Scotland's independence plan outlined
(AFP) Scotland's regional government on Tuesday unveiled details of how it would operate as an independent country if its voters choose to split from the United Kingdom in next September's referendum.
Here are the main points in the document, known as a white paper:
- Scotland would continue using the pound as its currency, but London has said this would not necessarily be possible.
- It would claim a large share of the revenues from North Sea oil and gas reserves, with 90 percent lying in Scottish waters.
- The Bank of England would remain as Scotland's central bank and lender of last resort. Scotland would take on a share of British debt.
- Corporation tax would be cut by three percent and air passenger duty by 50 percent. There would be no rise in the basic rate of tax. Minimum wage would rise in line with inflation.

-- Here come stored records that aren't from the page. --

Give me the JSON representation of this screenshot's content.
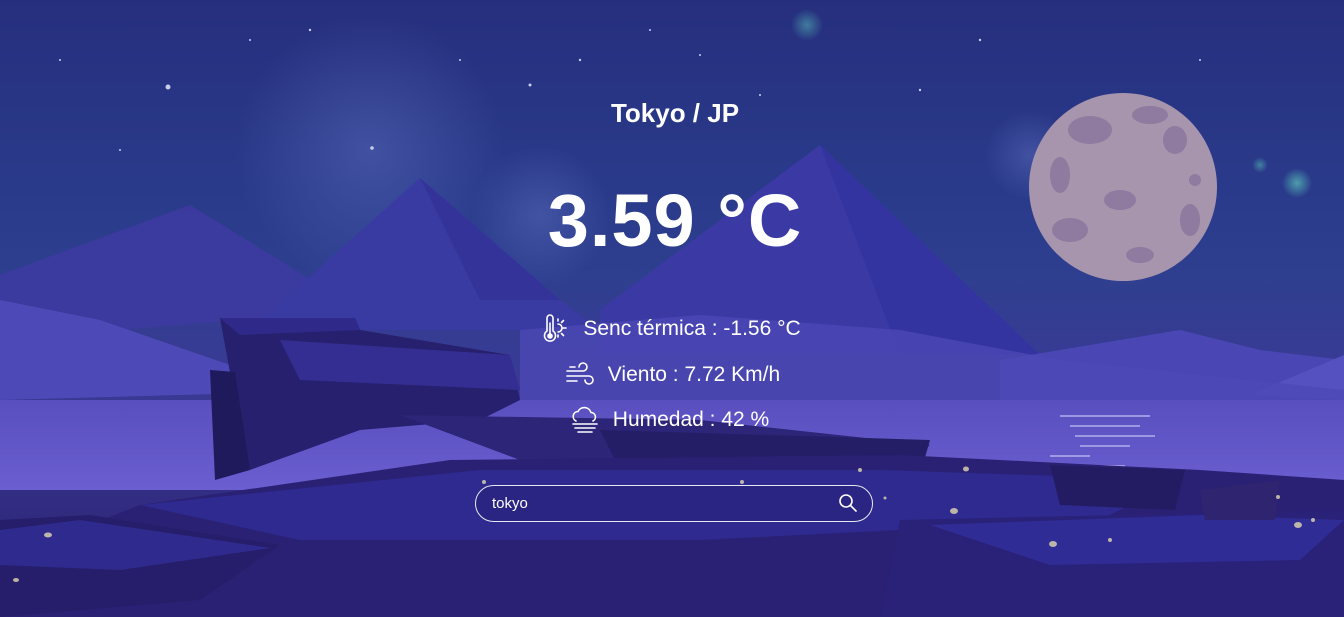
{
  "weather": {
    "location": "Tokyo / JP",
    "temperature": "3.59 °C",
    "feels_like": "Senc térmica : -1.56 °C",
    "wind": "Viento : 7.72 Km/h",
    "humidity": "Humedad : 42 %"
  },
  "search": {
    "value": "tokyo"
  },
  "icons": {
    "feels_like": "thermometer-sun-icon",
    "wind": "wind-icon",
    "humidity": "cloud-fog-icon",
    "search": "search-icon"
  },
  "colors": {
    "sky": "#262f7e",
    "moon": "#a794ad",
    "text": "#ffffff"
  }
}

DEFENCE AND FOREIGN POLICY
- An independent Scotland would no longer host Britain's Trident submarine-based nuclear weapons, the white paper says -- a highly contentious issue. The weapons would be removed in the first parliament.
- Scotland would have its own defence force as well as new intelligence and security agencies.
- It would remain a member of the European Union and NATO, and open up to 90 embassies and consulates worldwide.
- Scotland would keep Queen Elizabeth II as its monarch as part of a new, written constitution.
- There would be 30 hours of free childcare a week for every three- and four-year-old.
- Scotland would scrap Britain's controversial "bedroom tax" -- a cut in welfare payments to public housing tenants who are deemed to have a spare bedroom -- which was introduced in April.
- A new Scottish Broadcasting Service would replace the BBC as national broadcaster.